April 7, 2013

In northern New England, this season's name is mud

The Associated Press

(Continued from page 1)

Mud season comes before the frost fully leaves the ground. Rather than meltwater seeping into the soil, it stays near the surface. That led Robert Frost in his 1934 poem "Two Tramps in Mud Time" to write, "The water for which we may have to look / In summertime with a witching wand, In every wheel rut's now a brook / In every print of a hoof a pond."

It's most noticeable on gravel roads, but the expansion and contractions of the frost can cause pavement to heave, which in turn cracks the pavement, leading to potholes, Rogers said.

In some ways, the solutions to mud season are emerging with modern technology.

In Brattleboro, the town has posted on its website a map, updated daily, that lists the conditions of the town's gravel roads, ranking them from good to closed, said local highway superintendent Hannah O'Connell.

"It's been very well received," she said.

Several years ago, the Vermont Transportation Agency commissioned a study by the Cold Regions Research and Engineering Laboratory in Hanover, N.H., titled, "Improved performance of unpaved roads during spring thaw." The study found different systems can keep mud at bay using combinations of fabric and permeable material.

There are also pothole-fixing techniques that require cutting square edges from the holes and using emulsions that keep the fill in the hole, Rogers said.

The problem?

One patented solution identified by the 2005 Cold Regions study would cost as much as $444,000 a mile.
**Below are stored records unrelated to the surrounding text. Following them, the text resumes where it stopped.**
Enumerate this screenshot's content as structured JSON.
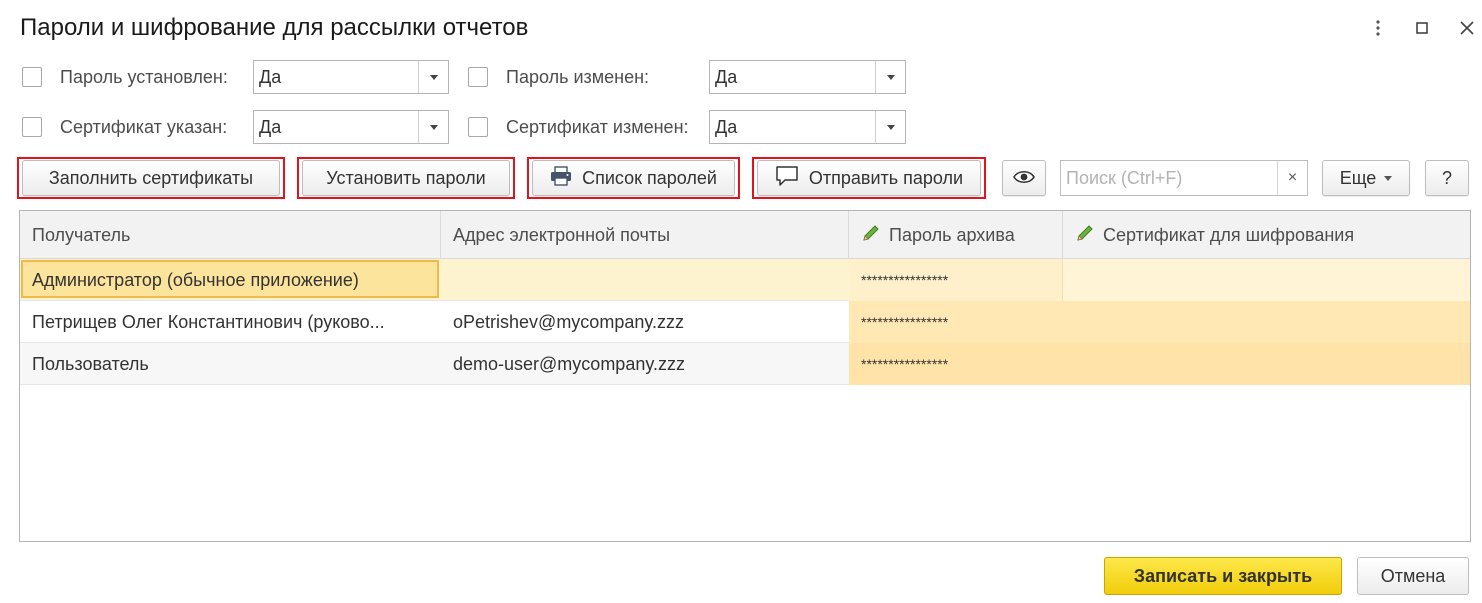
{
  "window": {
    "title": "Пароли и шифрование для рассылки отчетов"
  },
  "filters": {
    "password_set": {
      "label": "Пароль установлен:",
      "value": "Да",
      "checked": false
    },
    "password_changed": {
      "label": "Пароль изменен:",
      "value": "Да",
      "checked": false
    },
    "certificate_specified": {
      "label": "Сертификат указан:",
      "value": "Да",
      "checked": false
    },
    "certificate_changed": {
      "label": "Сертификат изменен:",
      "value": "Да",
      "checked": false
    }
  },
  "toolbar": {
    "fill_certificates": "Заполнить сертификаты",
    "set_passwords": "Установить пароли",
    "password_list": "Список паролей",
    "send_passwords": "Отправить пароли",
    "search_placeholder": "Поиск (Ctrl+F)",
    "search_clear": "×",
    "more": "Еще",
    "help": "?"
  },
  "table": {
    "columns": [
      {
        "label": "Получатель",
        "editable": false
      },
      {
        "label": "Адрес электронной почты",
        "editable": false
      },
      {
        "label": "Пароль архива",
        "editable": true
      },
      {
        "label": "Сертификат для шифрования",
        "editable": true
      }
    ],
    "rows": [
      {
        "recipient": "Администратор (обычное приложение)",
        "email": "",
        "password": "****************",
        "certificate": "",
        "selected": true
      },
      {
        "recipient": "Петрищев Олег Константинович (руково...",
        "email": "oPetrishev@mycompany.zzz",
        "password": "****************",
        "certificate": ""
      },
      {
        "recipient": "Пользователь",
        "email": "demo-user@mycompany.zzz",
        "password": "****************",
        "certificate": ""
      }
    ]
  },
  "footer": {
    "save_close": "Записать и закрыть",
    "cancel": "Отмена"
  },
  "colors": {
    "accent_yellow": "#f5d21c",
    "selected_row": "#fdf3cf",
    "editable_column": "#ffe8b3",
    "highlight_border": "#e3121b"
  }
}
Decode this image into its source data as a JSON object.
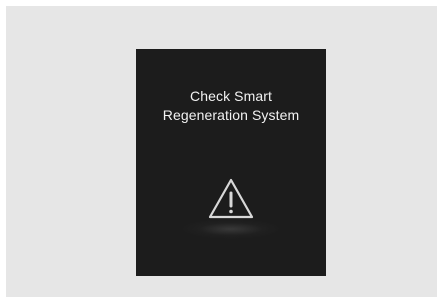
{
  "message": {
    "line1": "Check Smart",
    "line2": "Regeneration System"
  },
  "icon": "warning-triangle-icon",
  "colors": {
    "page_background": "#e6e6e6",
    "screen_background": "#1c1c1c",
    "text": "#f2f2f2",
    "icon_stroke": "#d8d8d8"
  }
}
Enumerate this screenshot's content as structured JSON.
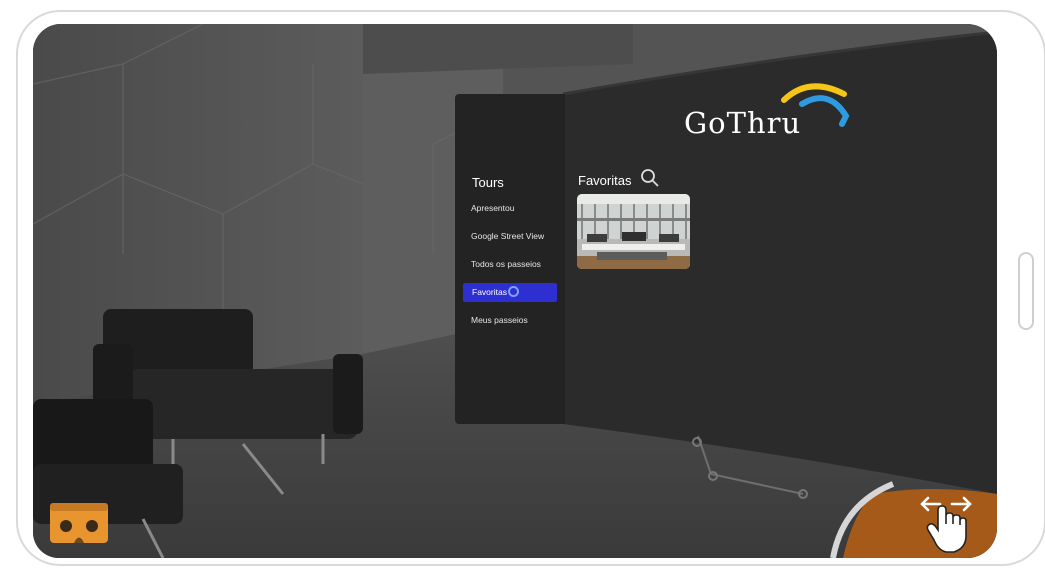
{
  "panel": {
    "brand": "GoThru",
    "nav_title": "Tours",
    "nav_items": [
      {
        "label": "Apresentou"
      },
      {
        "label": "Google Street View"
      },
      {
        "label": "Todos os passeios"
      },
      {
        "label": "Favoritas"
      },
      {
        "label": "Meus passeios"
      }
    ],
    "active_item": "Favoritas",
    "section_title": "Favoritas"
  },
  "icons": {
    "search": "search-icon",
    "cardboard": "cardboard-vr-icon",
    "pan": "drag-pan-hand-icon"
  },
  "colors": {
    "active_nav": "#2d2fd1",
    "panel_bg": "#2a2a2a",
    "logo_yellow": "#f5c518",
    "logo_blue": "#2e9be0",
    "cardboard_orange": "#e8952f"
  }
}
A simpler solution, $143,000 a mile.

"The capital costs of these activities are often unpalatable to town officials and citizens," the report said.
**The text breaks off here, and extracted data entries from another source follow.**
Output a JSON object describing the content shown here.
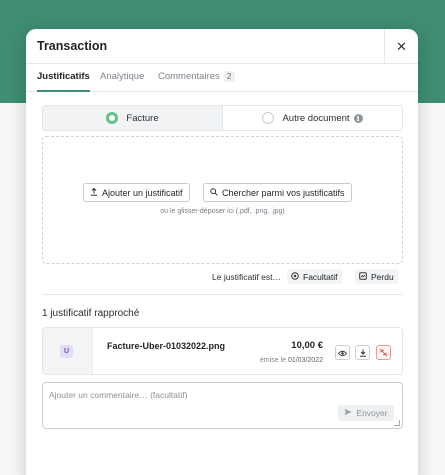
{
  "modal": {
    "title": "Transaction",
    "close_label": "✕"
  },
  "tabs": [
    {
      "label": "Justificatifs",
      "active": true
    },
    {
      "label": "Analytique",
      "active": false
    },
    {
      "label": "Commentaires",
      "count": "2",
      "active": false
    }
  ],
  "doc_type": {
    "options": [
      {
        "label": "Facture",
        "selected": true
      },
      {
        "label": "Autre document",
        "selected": false,
        "icon": "info-icon"
      }
    ]
  },
  "dropzone": {
    "add_button": "Ajouter un justificatif",
    "search_button": "Chercher parmi vos justificatifs",
    "hint": "ou le glisser-déposer ici (.pdf, .png, .jpg)"
  },
  "receipt_status": {
    "label": "Le justificatif est…",
    "optional_label": "Facultatif",
    "lost_label": "Perdu"
  },
  "matched": {
    "title": "1 justificatif rapproché",
    "files": [
      {
        "avatar": "U",
        "name": "Facture-Uber-01032022.png",
        "amount": "10,00 €",
        "issued_prefix": "émise le",
        "issued_date": "01/03/2022",
        "actions": [
          "eye-icon",
          "download-icon",
          "unlink-icon"
        ]
      }
    ]
  },
  "comment": {
    "placeholder": "Ajouter un commentaire… (facultatif)",
    "send_label": "Envoyer"
  },
  "colors": {
    "brand": "#3f8d73",
    "radio_selected": "#63c28b",
    "danger": "#d9534f",
    "avatar_bg": "#e4dcf7",
    "avatar_text": "#6d4fc4"
  }
}
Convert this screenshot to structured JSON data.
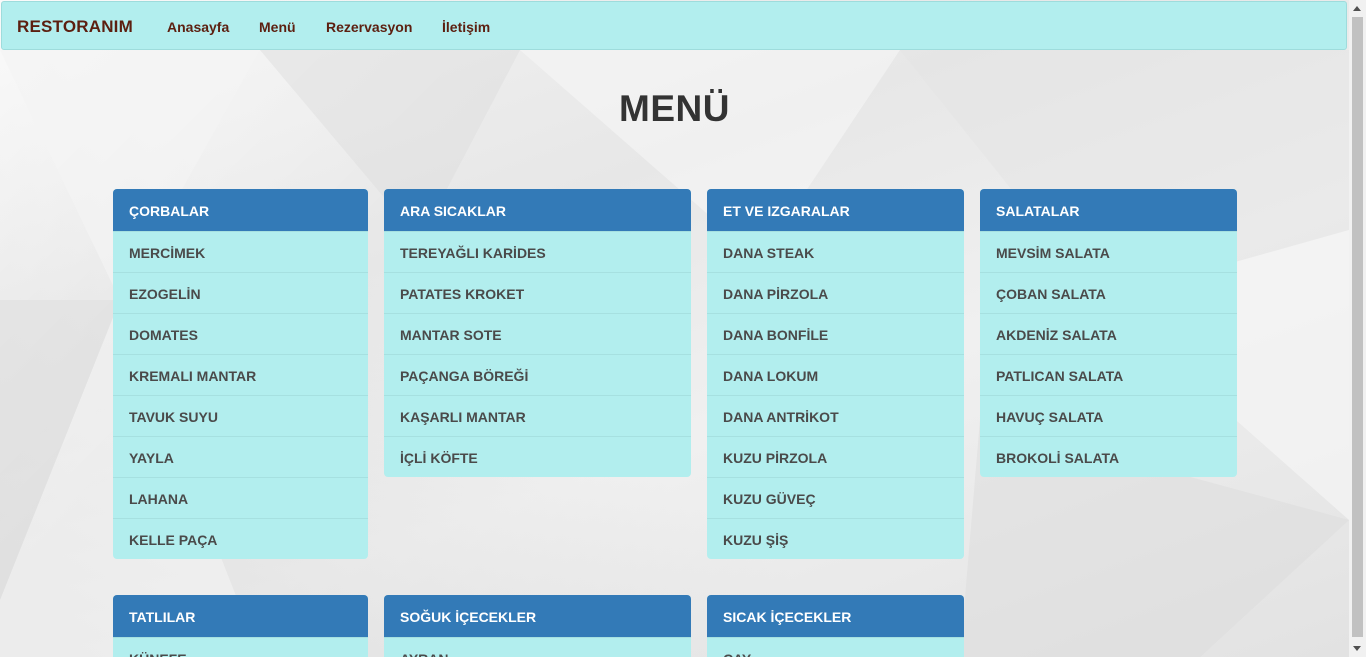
{
  "navbar": {
    "brand": "RESTORANIM",
    "links": [
      "Anasayfa",
      "Menü",
      "Rezervasyon",
      "İletişim"
    ]
  },
  "page_title": "MENÜ",
  "panels": [
    {
      "title": "ÇORBALAR",
      "items": [
        "MERCİMEK",
        "EZOGELİN",
        "DOMATES",
        "KREMALI MANTAR",
        "TAVUK SUYU",
        "YAYLA",
        "LAHANA",
        "KELLE PAÇA"
      ]
    },
    {
      "title": "ARA SICAKLAR",
      "items": [
        "TEREYAĞLI KARİDES",
        "PATATES KROKET",
        "MANTAR SOTE",
        "PAÇANGA BÖREĞİ",
        "KAŞARLI MANTAR",
        "İÇLİ KÖFTE"
      ]
    },
    {
      "title": "ET VE IZGARALAR",
      "items": [
        "DANA STEAK",
        "DANA PİRZOLA",
        "DANA BONFİLE",
        "DANA LOKUM",
        "DANA ANTRİKOT",
        "KUZU PİRZOLA",
        "KUZU GÜVEÇ",
        "KUZU ŞİŞ"
      ]
    },
    {
      "title": "SALATALAR",
      "items": [
        "MEVSİM SALATA",
        "ÇOBAN SALATA",
        "AKDENİZ SALATA",
        "PATLICAN SALATA",
        "HAVUÇ SALATA",
        "BROKOLİ SALATA"
      ]
    },
    {
      "title": "TATLILAR",
      "items": [
        "KÜNEFE"
      ]
    },
    {
      "title": "SOĞUK İÇECEKLER",
      "items": [
        "AYRAN"
      ]
    },
    {
      "title": "SICAK İÇECEKLER",
      "items": [
        "ÇAY"
      ]
    }
  ],
  "colors": {
    "navbar_bg": "#b2eeee",
    "panel_header": "#337ab7",
    "panel_body": "#b2eeee",
    "brand_text": "#5c1f10"
  }
}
So people find solutions where they can.

Danziger, a cartoonist who lived for years on a back road in Plainfield, Vt., once drew a cartoon that showed the glories of winter giving way to the promise of spring, but getting from one to the other required passing through an ominous cold-weather jungle called "mud season."

"It separates the wheat from the chaff and the boys from the men," Danziger said of the challenge of learning to drive on a mud-rutted road. "If you can figure out where to put the wheels, do you ride on the high part or the low part to stay out of the ditch? It's kind of a ballet, a pas de deux."
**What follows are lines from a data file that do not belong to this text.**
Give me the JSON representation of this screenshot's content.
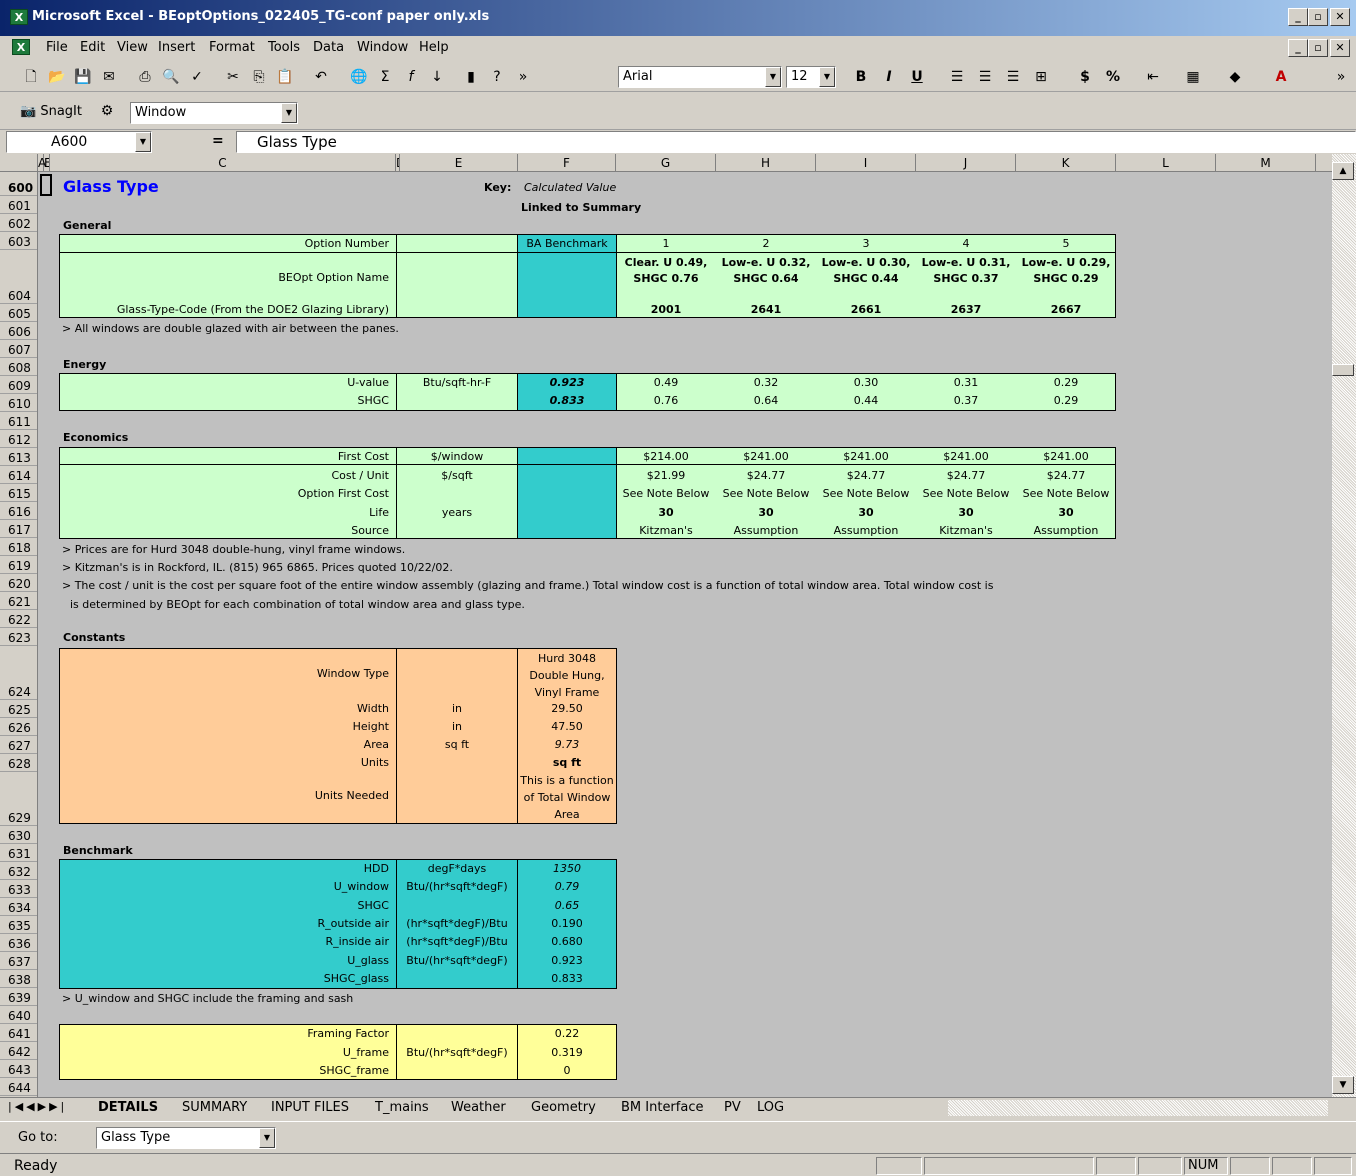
{
  "window": {
    "title": "Microsoft Excel - BEoptOptions_022405_TG-conf paper only.xls"
  },
  "menu": [
    "File",
    "Edit",
    "View",
    "Insert",
    "Format",
    "Tools",
    "Data",
    "Window",
    "Help"
  ],
  "toolbar": {
    "font": "Arial",
    "size": "12"
  },
  "snagit": {
    "label": "SnagIt",
    "capture": "Window"
  },
  "formula": {
    "cellref": "A600",
    "eq": "=",
    "value": "Glass Type"
  },
  "columns": [
    "A",
    "E",
    "C",
    "D",
    "E",
    "F",
    "G",
    "H",
    "I",
    "J",
    "K",
    "L",
    "M"
  ],
  "rows": [
    "600",
    "601",
    "602",
    "603",
    "604",
    "605",
    "606",
    "607",
    "608",
    "609",
    "610",
    "611",
    "612",
    "613",
    "614",
    "615",
    "616",
    "617",
    "618",
    "619",
    "620",
    "621",
    "622",
    "623",
    "624",
    "625",
    "626",
    "627",
    "628",
    "629",
    "630",
    "631",
    "632",
    "633",
    "634",
    "635",
    "636",
    "637",
    "638",
    "639",
    "640",
    "641",
    "642",
    "643",
    "644"
  ],
  "sheet": {
    "title": "Glass Type",
    "key_label": "Key:",
    "key_calc": "Calculated Value",
    "key_linked": "Linked to Summary",
    "general": {
      "heading": "General",
      "labels": [
        "Option Number",
        "BEOpt Option Name",
        "Glass-Type-Code (From the DOE2 Glazing Library)"
      ],
      "benchmark": "BA Benchmark",
      "options": [
        {
          "num": "1",
          "name": "Clear. U 0.49, SHGC 0.76",
          "code": "2001"
        },
        {
          "num": "2",
          "name": "Low-e. U 0.32, SHGC 0.64",
          "code": "2641"
        },
        {
          "num": "3",
          "name": "Low-e. U 0.30, SHGC 0.44",
          "code": "2661"
        },
        {
          "num": "4",
          "name": "Low-e. U 0.31, SHGC 0.37",
          "code": "2637"
        },
        {
          "num": "5",
          "name": "Low-e. U 0.29, SHGC 0.29",
          "code": "2667"
        }
      ],
      "note": "> All windows are double glazed with air between the panes."
    },
    "energy": {
      "heading": "Energy",
      "rows": [
        {
          "label": "U-value",
          "unit": "Btu/sqft-hr-F",
          "bench": "0.923",
          "vals": [
            "0.49",
            "0.32",
            "0.30",
            "0.31",
            "0.29"
          ]
        },
        {
          "label": "SHGC",
          "unit": "",
          "bench": "0.833",
          "vals": [
            "0.76",
            "0.64",
            "0.44",
            "0.37",
            "0.29"
          ]
        }
      ]
    },
    "economics": {
      "heading": "Economics",
      "rows": [
        {
          "label": "First Cost",
          "unit": "$/window",
          "vals": [
            "$214.00",
            "$241.00",
            "$241.00",
            "$241.00",
            "$241.00"
          ]
        },
        {
          "label": "Cost / Unit",
          "unit": "$/sqft",
          "vals": [
            "$21.99",
            "$24.77",
            "$24.77",
            "$24.77",
            "$24.77"
          ]
        },
        {
          "label": "Option First Cost",
          "unit": "",
          "vals": [
            "See Note Below",
            "See Note Below",
            "See Note Below",
            "See Note Below",
            "See Note Below"
          ]
        },
        {
          "label": "Life",
          "unit": "years",
          "vals": [
            "30",
            "30",
            "30",
            "30",
            "30"
          ]
        },
        {
          "label": "Source",
          "unit": "",
          "vals": [
            "Kitzman's",
            "Assumption",
            "Assumption",
            "Kitzman's",
            "Assumption"
          ]
        }
      ],
      "notes": [
        "> Prices are for Hurd 3048 double-hung, vinyl frame windows.",
        "> Kitzman's is in Rockford, IL. (815) 965 6865. Prices quoted 10/22/02.",
        "> The cost / unit is the cost per square foot of the entire window assembly (glazing and frame.) Total window cost is a function of total window area. Total window cost is",
        "is determined by BEOpt for each combination of total window area and glass type."
      ]
    },
    "constants": {
      "heading": "Constants",
      "rows": [
        {
          "label": "Window Type",
          "unit": "",
          "val": [
            "Hurd 3048",
            "Double Hung,",
            "Vinyl Frame"
          ]
        },
        {
          "label": "Width",
          "unit": "in",
          "val": [
            "29.50"
          ]
        },
        {
          "label": "Height",
          "unit": "in",
          "val": [
            "47.50"
          ]
        },
        {
          "label": "Area",
          "unit": "sq ft",
          "val": [
            "9.73"
          ]
        },
        {
          "label": "Units",
          "unit": "",
          "val": [
            "sq ft"
          ]
        },
        {
          "label": "Units Needed",
          "unit": "",
          "val": [
            "This is a function",
            "of Total Window",
            "Area"
          ]
        }
      ]
    },
    "benchmark": {
      "heading": "Benchmark",
      "rows": [
        {
          "label": "HDD",
          "unit": "degF*days",
          "val": "1350"
        },
        {
          "label": "U_window",
          "unit": "Btu/(hr*sqft*degF)",
          "val": "0.79"
        },
        {
          "label": "SHGC",
          "unit": "",
          "val": "0.65"
        },
        {
          "label": "R_outside air",
          "unit": "(hr*sqft*degF)/Btu",
          "val": "0.190"
        },
        {
          "label": "R_inside air",
          "unit": "(hr*sqft*degF)/Btu",
          "val": "0.680"
        },
        {
          "label": "U_glass",
          "unit": "Btu/(hr*sqft*degF)",
          "val": "0.923"
        },
        {
          "label": "SHGC_glass",
          "unit": "",
          "val": "0.833"
        }
      ],
      "note": "> U_window and SHGC include the framing and sash"
    },
    "framing": {
      "rows": [
        {
          "label": "Framing Factor",
          "unit": "",
          "val": "0.22"
        },
        {
          "label": "U_frame",
          "unit": "Btu/(hr*sqft*degF)",
          "val": "0.319"
        },
        {
          "label": "SHGC_frame",
          "unit": "",
          "val": "0"
        }
      ]
    }
  },
  "tabs": [
    "DETAILS",
    "SUMMARY",
    "INPUT FILES",
    "T_mains",
    "Weather",
    "Geometry",
    "BM Interface",
    "PV",
    "LOG"
  ],
  "goto": {
    "label": "Go to:",
    "value": "Glass Type"
  },
  "status": {
    "ready": "Ready",
    "num": "NUM"
  },
  "colors": {
    "green": "#ccffcc",
    "teal": "#33cccc",
    "peach": "#ffcc99",
    "yellow": "#ffff99",
    "titleblue": "#0000ff"
  }
}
Still, some people give up and wait for the roads to dry.

Eric Oberg, of Calais, advertised online recently looking for a place to park his car near pavement during mud season.

"Walking several miles a day would not do me any harm," his ad said.

It turns out that so far this year, though, that the mud hasn't made his road impassable.

"Lately, our road has been passable, but very rough; with ruts, potholes and washboard waves," Oberg said. "I do recall other times when I wouldn't cross the mud because it was too deep and might trap the car."